A few statistics to ponder:

  • 20 percent of injury crashes in 2009 involved reports of distracted driving.
  • In 2009, 5,474 people were killed in U.S. roadways and an estimated additional 448,000 were injured in motor vehicle crashes that were reported to have involved distracted driving. (FARS and GES)
  • The age group with the greatest proportion of distracted drivers was the under-20 age group – 16 percent of all drivers younger than 20 involved in fatal crashes were reported to have been distracted while driving. (NHTSA)
  • Drivers who use hand-held devices are four times as likely to get into crashes serious enough to injure themselves. (Insurance Institute for Highway Safety)
  • Using a cell phone use while driving, whether it’s hand-held or hands-free, delays a driver’s reactions as much as having a blood alcohol concentration at the legal limit of .08 percent. (Source: University of Utah)

5 Comments

  1. Gravatar for KrashTestDumby
    KrashTestDumby

    Why did you leave out the statistic that:

    * Using a cell phone use while driving, whether it’s hand-held or hands-free, delays a driver's reactions as much as having a blood alcohol concentration at the legal limit of .08 percent. (Source: University of Utah)

    It's right here on distraction.gov:

    http://www.distraction.gov/stats-and-facts/index.html

    Oh, right.

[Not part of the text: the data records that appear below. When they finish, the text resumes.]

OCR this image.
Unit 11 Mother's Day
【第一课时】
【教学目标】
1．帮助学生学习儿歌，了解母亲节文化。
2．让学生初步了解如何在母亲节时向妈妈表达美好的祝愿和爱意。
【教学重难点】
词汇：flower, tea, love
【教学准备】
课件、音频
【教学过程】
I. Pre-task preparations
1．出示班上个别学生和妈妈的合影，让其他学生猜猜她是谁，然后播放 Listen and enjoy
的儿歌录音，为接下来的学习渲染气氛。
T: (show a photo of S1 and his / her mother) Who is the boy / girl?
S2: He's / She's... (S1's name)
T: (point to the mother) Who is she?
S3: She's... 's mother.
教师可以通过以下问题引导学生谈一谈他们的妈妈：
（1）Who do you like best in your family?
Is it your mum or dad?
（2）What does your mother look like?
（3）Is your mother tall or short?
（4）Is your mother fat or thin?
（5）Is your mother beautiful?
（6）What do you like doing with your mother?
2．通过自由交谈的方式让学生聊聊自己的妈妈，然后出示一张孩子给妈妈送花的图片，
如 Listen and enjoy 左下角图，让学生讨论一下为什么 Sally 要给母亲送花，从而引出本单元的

That statistic would mean someone might wake-up and equate DUI and cell phones, and we might ban all cell phone use while driving. That'd cramp your style, eh?

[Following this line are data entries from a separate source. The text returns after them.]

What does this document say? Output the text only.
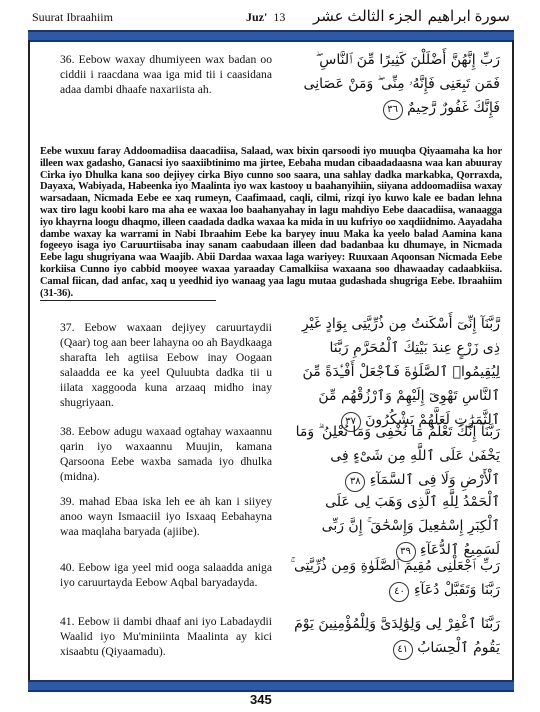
Suurat Ibraahiim	Juz' 13 الجزء الثالث عشر سورة ابراهيم
36. Eebow waxay dhumiyeen wax badan oo ciddii i raacdana waa iga mid tii i caasidana adaa dambi dhaafe naxariista ah.
رَبِّ إِنَّهُنَّ أَضْلَلْنَ كَثِيرًا مِّنَ ٱلنَّاسِ ۖ فَمَن تَبِعَنِى فَإِنَّهُۥ مِنِّى ۖ وَمَنْ عَصَانِى فَإِنَّكَ غَفُورٌ رَّحِيمٌ ٣٦
Eebe wuxuu faray Addoomadiisa daacadiisa, Salaad, wax bixin qarsoodi iyo muuqba Qiyaamaha ka hor illeen wax gadasho, Ganacsi iyo saaxiibtinimo ma jirtee, Eebaha mudan cibaadadaasna waa kan abuuray Cirka iyo Dhulka kana soo dejiyey cirka Biyo cunno soo saara, una sahlay dadka markabka, Qorraxda, Dayaxa, Wabiyada, Habeenka iyo Maalinta iyo wax kastooy u baahanyihiin, siiyana addoomadiisa waxay warsadaan, Nicmada Eebe ee xaq rumeyn, Caafimaad, caqli, cilmi, rizqi iyo kuwo kale ee badan lehna wax tiro lagu koobi karo ma aha ee waxaa loo baahanyahay in lagu mahdiyo Eebe daacadiisa, wanaagga iyo khayrna loogu dhaqmo, illeen caadada dadka waxaa ka mida in uu kufriyo oo xaqdiidnimo. Aayadaha dambe waxay ka warrami in Nabi Ibraahim Eebe ka baryey inuu Maka ka yeelo balad Aamina kana fogeeyo isaga iyo Caruurtiisaba inay sanam caabudaan illeen dad badanbaa ku dhumaye, in Nicmada Eebe lagu shugriyana waa Waajib. Abii Dardaa waxaa laga wariyey: Ruuxaan Aqoonsan Nicmada Eebe korkiisa Cunno iyo cabbid mooyee waxaa yaraaday Camalkiisa waxaana soo dhawaaday cadaabkiisa. Camal fiican, dad anfac, xaq u yeedhid iyo wanaag yaa lagu mutaa gudashada shugriga Eebe. Ibraahiim (31-36).
37. Eebow waxaan dejiyey caruurtaydii (Qaar) tog aan beer lahayna oo ah Baydkaaga sharafta leh agtiisa Eebow inay Oogaan salaadda ee ka yeel Quluubta dadka tii u iilata xaggooda kuna arzaaq midho inay shugriyaan.
رَّبَّنَآ إِنِّىٓ أَسْكَنتُ مِن ذُرِّيَّتِى بِوَادٍ غَيْرِ ذِى زَرْعٍ عِندَ بَيْتِكَ ٱلْمُحَرَّمِ رَبَّنَا لِيُقِيمُوا۟ ٱلصَّلَوٰةَ فَٱجْعَلْ أَفْـِٔدَةً مِّنَ ٱلنَّاسِ تَهْوِىٓ إِلَيْهِمْ وَٱرْزُقْهُم مِّنَ ٱلثَّمَرَٰتِ لَعَلَّهُمْ يَشْكُرُونَ ٣٧
38. Eebow adugu waxaad ogtahay waxaannu qarin iyo waxaannu Muujin, kamana Qarsoona Eebe waxba samada iyo dhulka (midna).
رَبَّنَآ إِنَّكَ تَعْلَمُ مَا نُخْفِى وَمَا نُعْلِنُ ۗ وَمَا يَخْفَىٰ عَلَى ٱللَّهِ مِن شَىْءٍ فِى ٱلْأَرْضِ وَلَا فِى ٱلسَّمَآءِ ٣٨
39. mahad Ebaa iska leh ee ah kan i siiyey anoo wayn Ismaaciil iyo Isxaaq Eebahayna waa maqlaha baryada (ajiibe).
ٱلْحَمْدُ لِلَّهِ ٱلَّذِى وَهَبَ لِى عَلَى ٱلْكِبَرِ إِسْمَٰعِيلَ وَإِسْحَٰقَ ۚ إِنَّ رَبِّى لَسَمِيعُ ٱلدُّعَآءِ ٣٩
40. Eebow iga yeel mid ooga salaadda aniga iyo caruurtayda Eebow Aqbal baryadayda.
رَبِّ ٱجْعَلْنِى مُقِيمَ ٱلصَّلَوٰةِ وَمِن ذُرِّيَّتِى ۚ رَبَّنَا وَتَقَبَّلْ دُعَآءِ ٤٠
41. Eebow ii dambi dhaaf ani iyo Labadaydii Waalid iyo Mu'miniinta Maalinta ay kici xisaabtu (Qiyaamadu).
رَبَّنَا ٱغْفِرْ لِى وَلِوَٰلِدَىَّ وَلِلْمُؤْمِنِينَ يَوْمَ يَقُومُ ٱلْحِسَابُ ٤١
345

  2. Gravatar for Pierce Egerton
    Pierce Egerton

    Hello KrashTestDumby. You make a good point and I edited the piece to include the statistic to which you referred. Check out some of my earlier posts for additional information about the hazards of driving while on the phone.

    http://greensboro.injuryboard.com/automobile-accidents/nc-lawmakers-discuss-laws-against-distracted-driving.aspx?googleid=288240

    http://greensboro.injuryboard.com/automobile-accidents/cell-control-a-device-that-might-save-your-life.aspx?googleid=284202

    http://greensboro.injuryboard.com/automobile-accidents/whats-worse-than-drunk-driving-driving-while-texting.aspx?googleid=266078

    http://greensboro.injuryboard.com/automobile-accidents/distracted-driving-accident-leaves-grandfather-mother-dead-1yearold-critical-.aspx?googleid=288530

    http://greensboro.injuryboard.com/automobile-accidents/traffic-crashes-the-leading-cause-of-teen-deaths.aspx?googleid=291258

    And there's the tragic story I wrote about yesterday:

    http://greensboro.injuryboard.com/automobile-accidents/remembering-john-on-fathers-day-a-daughters-story.aspx?googleid=291310

  3. Gravatar for KrashTestDumby
    KrashTestDumby

    Great posts! I read every one of them.

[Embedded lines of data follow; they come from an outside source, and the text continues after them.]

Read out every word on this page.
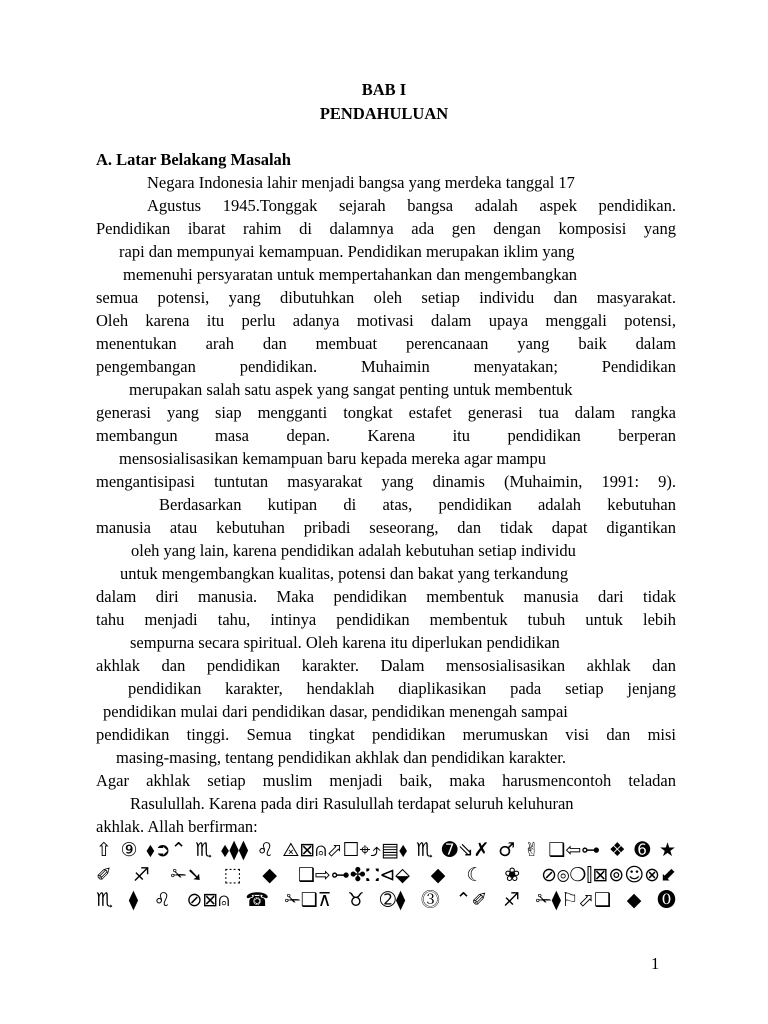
BAB I
PENDAHULUAN
A. Latar Belakang Masalah
Negara Indonesia lahir menjadi bangsa yang merdeka tanggal 17
Agustus 1945.Tonggak sejarah bangsa adalah aspek pendidikan.
Pendidikan ibarat rahim di dalamnya ada gen dengan komposisi yang
rapi dan mempunyai kemampuan. Pendidikan merupakan iklim yang
memenuhi persyaratan untuk mempertahankan dan mengembangkan
semua potensi, yang dibutuhkan oleh setiap individu dan masyarakat.
Oleh karena itu perlu adanya motivasi dalam upaya menggali potensi,
menentukan arah dan membuat perencanaan yang baik dalam
pengembangan pendidikan. Muhaimin menyatakan; Pendidikan
merupakan salah satu aspek yang sangat penting untuk membentuk
generasi yang siap mengganti tongkat estafet generasi tua dalam rangka
membangun masa depan. Karena itu pendidikan berperan
mensosialisasikan kemampuan baru kepada mereka agar mampu
mengantisipasi tuntutan masyarakat yang dinamis (Muhaimin, 1991: 9).
Berdasarkan kutipan di atas, pendidikan adalah kebutuhan
manusia atau kebutuhan pribadi seseorang, dan tidak dapat digantikan
oleh yang lain, karena pendidikan adalah kebutuhan setiap individu
untuk mengembangkan kualitas, potensi dan bakat yang terkandung
dalam diri manusia. Maka pendidikan membentuk manusia dari tidak
tahu menjadi tahu, intinya pendidikan membentuk tubuh untuk lebih
sempurna secara spiritual. Oleh karena itu diperlukan pendidikan
akhlak dan pendidikan karakter. Dalam mensosialisasikan akhlak dan
pendidikan karakter, hendaklah diaplikasikan pada setiap jenjang
pendidikan mulai dari pendidikan dasar, pendidikan menengah sampai
pendidikan tinggi. Semua tingkat pendidikan merumuskan visi dan misi
masing-masing, tentang pendidikan akhlak dan pendidikan karakter.
Agar akhlak setiap muslim menjadi baik, maka harusmencontoh teladan
Rasulullah. Karena pada diri Rasulullah terdapat seluruh keluhuran
akhlak. Allah berfirman:
⇧⑨⬧➲⌃♏⬧⧫⧫♌⨻⊠⍝⬀☐⌖⤴▤⬧♏➐⇘✗♂✌❑⇦⊶❖➏★
✐♐✁➘⬚◆❑⇨⊶✤⛚⊲⬙◆☾❀⊘⦾❍⫿⊠⊚☺⊗⬋
♏⧫♌⊘⊠⍝☎✁❑⊼♉➁⧫⓷⌃✐♐✁⧫⚐⬀❑◆⓿
1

    I'd love to see a law that says every driver must view a video on "Inattentional Blindness" and pass a test afterwards before they can either get, or renew a drivers license.

    Better still - disable all cell phones when moving faster than 10 MPH. That includes computers and corporate communications devices in commercial vehicles. Studies show that while the majority of people *think* they can safely multitask while driving, less than 3% actually can:

    http://www.ncbi.nlm.nih.gov/pubmed/20702865

    Keep up the campaign!

  4. Gravatar for Tom Taylor
    Tom Taylor

    Wow - now THAT was a good dialogue. Great post, Pierce. It is at least once a week that I meet an oncoming car that touches or crosses the center line and I can see the driver is on a cell or looking somewhere other than the road.